Sent: https://lore.kernel.org/netdev/20240910004033.530313-1-willemdebruijn.kernel@gmail.com/T/#u
 
> > Based on ip_summed, pkt_type, is_skb_wmem or so. But so far have not
> > found a suitable condition.
> > 
> > I noticed something else: as you point out TUN is ingress. Unlike
> > virtnet_receive, it does not set ip_summed to CHECKSUM_UNNECESSARY if
> > VIRTIO_NET_HDR_F_DATA_VALID. It probably should. GRO expects packets
> > to have had their integrity verified. CHECKSUM_NONE on ingress is not
> > correct for GRO.

Actually CHECKSUM_NONE is allowed. It just triggers software checksum
validation.

Tun by default does not use GRO, only if enabling IFF_NAPI.

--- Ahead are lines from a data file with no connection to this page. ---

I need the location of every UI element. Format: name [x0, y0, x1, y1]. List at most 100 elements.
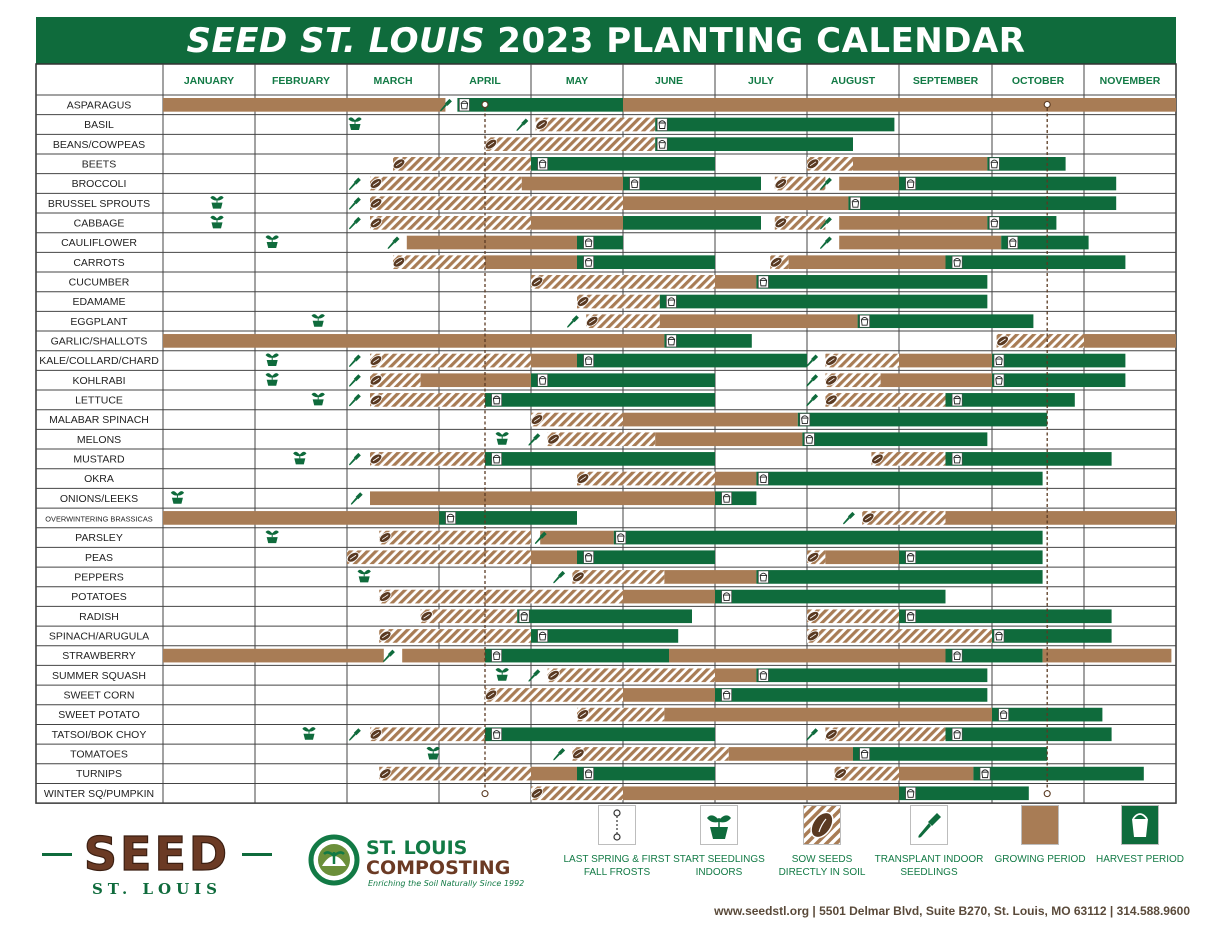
sow-period-bar	[577, 471, 715, 486]
trowel-icon	[349, 374, 361, 387]
crop-label: SPINACH/ARUGULA	[49, 631, 149, 643]
growing-period-bar	[623, 688, 715, 702]
trowel-icon	[567, 315, 579, 328]
seed-icon	[576, 473, 590, 484]
frost-marker	[1043, 790, 1051, 798]
crop-label: PEPPERS	[74, 572, 124, 584]
harvest-bucket-icon	[993, 354, 1005, 367]
sow-period-bar	[370, 196, 623, 211]
harvest-period-bar	[797, 412, 1048, 427]
seed-icon	[369, 178, 383, 189]
crop-label: RADISH	[79, 611, 119, 623]
growing-period-bar	[623, 196, 849, 211]
seed-icon	[369, 728, 383, 740]
crop-label: ASPARAGUS	[67, 99, 132, 111]
sow-period-bar	[825, 373, 881, 388]
harvest-bucket-icon	[721, 688, 732, 702]
harvest-period-bar	[756, 471, 1043, 486]
seed-icon	[576, 296, 590, 307]
seed-icon	[834, 768, 847, 779]
legend-growing-label: GROWING PERIOD	[994, 854, 1086, 865]
sow-period-bar	[996, 334, 1084, 348]
harvest-bucket-icon	[758, 275, 769, 289]
growing-period-bar	[163, 334, 665, 348]
growing-period-bar	[531, 216, 623, 230]
seedling-pot-icon	[210, 215, 224, 229]
crop-label: PARSLEY	[75, 532, 123, 544]
harvest-period-bar	[899, 786, 1029, 801]
harvest-period-bar	[715, 688, 988, 702]
harvest-period-bar	[623, 176, 761, 191]
title-brand: SEED ST. LOUIS	[186, 20, 486, 61]
sow-period-bar	[379, 530, 531, 545]
sow-period-bar	[347, 550, 531, 565]
trowel-icon	[806, 374, 819, 387]
harvest-period-bar	[987, 216, 1057, 230]
harvest-bucket-icon	[583, 767, 594, 780]
seedling-pot-icon	[265, 530, 279, 544]
crop-label: OKRA	[84, 473, 114, 485]
composting-line2: COMPOSTING	[366, 857, 510, 879]
harvest-period-bar	[485, 727, 715, 742]
harvest-period-bar	[613, 530, 1043, 545]
month-header: MARCH	[373, 75, 412, 87]
sow-period-bar	[547, 668, 715, 683]
seed-st-louis-logo: SEED ST. LOUIS	[42, 826, 272, 901]
harvest-period-bar	[992, 629, 1112, 643]
crop-label: ONIONS/LEEKS	[60, 493, 138, 505]
harvest-bucket-icon	[905, 609, 916, 623]
growing-period-bar	[485, 255, 577, 270]
seed-icon	[379, 591, 392, 602]
growing-period-bar	[839, 235, 1002, 250]
trowel-icon	[440, 98, 452, 112]
growing-period-bar	[715, 275, 757, 289]
crop-label: EGGPLANT	[70, 316, 128, 328]
harvest-bucket-icon	[459, 98, 470, 112]
sow-period-bar	[379, 589, 623, 604]
harvest-period-bar	[577, 550, 715, 565]
growing-period-bar	[899, 766, 974, 781]
harvest-period-bar	[577, 255, 715, 270]
harvest-period-bar	[973, 766, 1144, 781]
trowel-icon	[528, 669, 541, 682]
harvest-bucket-icon	[491, 393, 502, 407]
trowel-icon	[553, 570, 566, 584]
seed-icon	[530, 414, 544, 425]
sow-period-bar	[535, 117, 656, 132]
harvest-bucket-icon	[721, 491, 732, 505]
legend-harvest: HARVEST PERIOD	[1085, 805, 1195, 866]
harvest-bucket-icon	[583, 354, 594, 367]
growing-period-bar	[623, 412, 798, 427]
growing-period-bar	[623, 589, 715, 604]
harvest-bucket-icon	[850, 196, 861, 210]
harvest-bucket-icon	[951, 649, 963, 662]
harvest-bucket-icon	[629, 177, 640, 190]
harvest-period-bar	[899, 176, 1117, 191]
harvest-bucket-icon	[758, 570, 769, 584]
month-header: SEPTEMBER	[913, 75, 979, 87]
growing-period-bar	[402, 648, 485, 663]
st-louis-composting-logo: ST. LOUIS COMPOSTING Enriching the Soil …	[308, 830, 538, 890]
seedling-pot-icon	[348, 117, 362, 131]
harvest-bucket-icon	[445, 511, 456, 525]
growing-period-bar	[370, 491, 715, 506]
crop-label: TURNIPS	[76, 768, 122, 780]
legend-harvest-label: HARVEST PERIOD	[1096, 854, 1184, 865]
seedling-pot-icon	[311, 392, 325, 406]
sow-period-bar	[547, 432, 656, 447]
harvest-period-bar	[756, 275, 988, 289]
growing-period-bar	[664, 707, 992, 722]
sow-period-bar	[485, 137, 656, 152]
legend-sow-label: SOW SEEDS DIRECTLY IN SOIL	[778, 854, 866, 878]
seed-icon	[572, 748, 585, 760]
seedling-pot-icon	[293, 451, 307, 465]
crop-label: MUSTARD	[73, 453, 125, 465]
growing-period-bar	[880, 373, 992, 388]
legend-growing: GROWING PERIOD	[985, 805, 1095, 866]
sow-period-bar	[485, 688, 623, 702]
harvest-bucket-icon	[758, 668, 769, 682]
crop-label: KALE/COLLARD/CHARD	[39, 355, 159, 367]
trowel-icon	[383, 649, 395, 662]
harvest-bucket-icon	[583, 255, 594, 269]
growing-period-bar	[899, 353, 992, 368]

If a packet arrives at GRO with CHECKSUM_PARTIAL, then its checksum is
assumed valid, per __skb_gro_checksum_validate_needed. So that would
be one way for tun users today to get efficient GRO.

> > And also related: no GRO should be generated by a device unless
> > VIRTIO_NET_HDR_F_DATA_VALID is also passed? I have to check the spec
> > if it says anything about this.

Given that GRO handles !CHECKSUM_UNNECESSARY, probably no need to
require VIRTIO_NET_HDR_F_DATA_VALID with virtio GRO either.